Пользуясь расположением города и его послушанием, а важнее всего — верой Толедо в его роль как защитника города, принц рассматривал всё это как козыри в своих переговорах с королем. Но он мог опасаться потерять эти козыри, если поведет себя по отношению к Сармьенто так, как этого хотят конверсо. В таком случае он не только нарушит обещание, данное Сармьенто дважды[2075], что подорвет доверие к нему, но еще и откроет ящик Пандоры, полный страхов, подозрений и ощущения безнадежности, которые повернут город против него.

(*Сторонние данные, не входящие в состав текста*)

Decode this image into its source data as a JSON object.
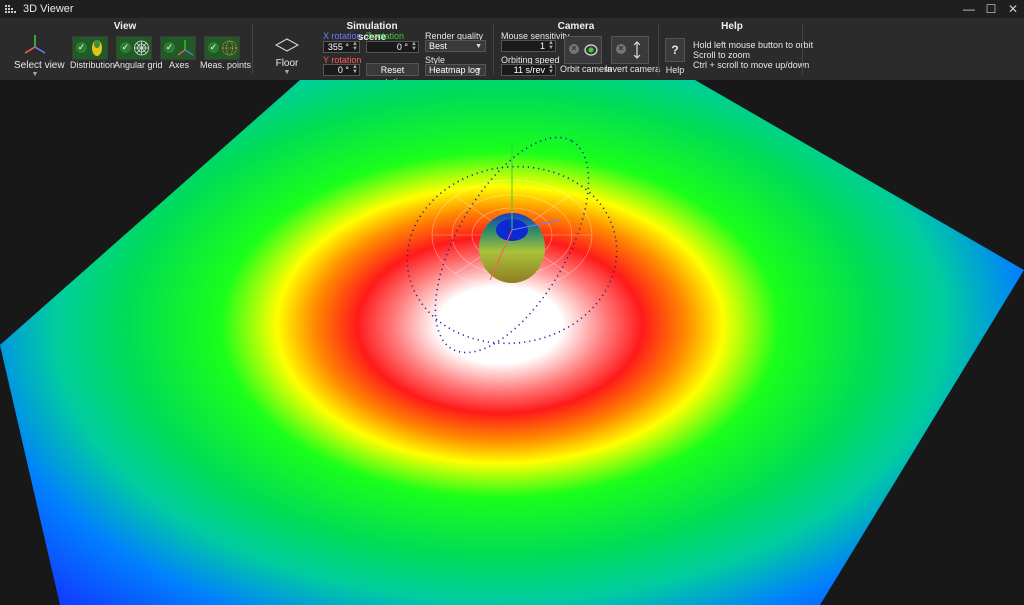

В свете его сиюминутных интересов позицию принца понять нетрудно. По существу, у него не было особого выбора. Мы увидим это яснее, когда пристально посмотрим на сформировавшийся в тот момент конфликт между королем и толедцами. Обостряли этот конфликт два вопроса, которые, похоже, не поддавались разрешению: 1) наказание тех граждан, которые тем или иным образом поддерживали мятежников; 2) будущий статус конверсо в Толедо.

Что касается первого вопроса, то король, как было известно, требовал ареста и доставки в его руки всех толедцев, помогавших Сармьенто, исполнявших его приказы или совершивших другие преступления при его власти или во время восстания. Это, разумеется, относилось бы также ко всем тем, кто совершил те или иные действия против «новых христиан» по приказу Сармьенто или его правительства. Толедцы яростно протестовали против этого требования. Они знали, что сотни жителей города приняли участие в первом взрыве бунта 27-го января, и гораздо больше — в войне против королевских войск, осадивших город. В дополнение к этому, многие, если не сотни, приняли участие в грабежах, пытках, убийствах и конфискациях, причем в то время как большинство принадлежало к простолюдинам, среди них, несомненно, были и представители среднего класса. Их наказание, как того требовал закон, привело бы в траур половину города. Члены совета не могли согласиться на это. Таким образом, их первым условием для добровольного принятия возобновленной власти короля над городом было полное прощение королем всех преступлений, совершенных жителями города во время мятежа.

вернуться

2073

См. ниже, стр. 13-14.

вернуться

2074

См. Crónica, año 1450, cap. 1, стр. 671а. Согласно Игере, кардинал Торкемада выразил такое же мнение об обязательствах, данных принцем толедцам под присягой, сказав, что «такие присяги давать нельзя; [а если они даны, то недействительны] и будучи недействительными, не должны соблюдаться» (см. Higuera Historia Eclesiástica, lib. 28, cap. 7; MS. 1290 Национальной Библиотеки Мадрида, f. 232r); и см. ниже, стр. 545, и прим. 49.

вернуться

2075

То есть до его прихода в Толедо и до отбытия Сармьенто из города. См. выше, стр. 266, 287.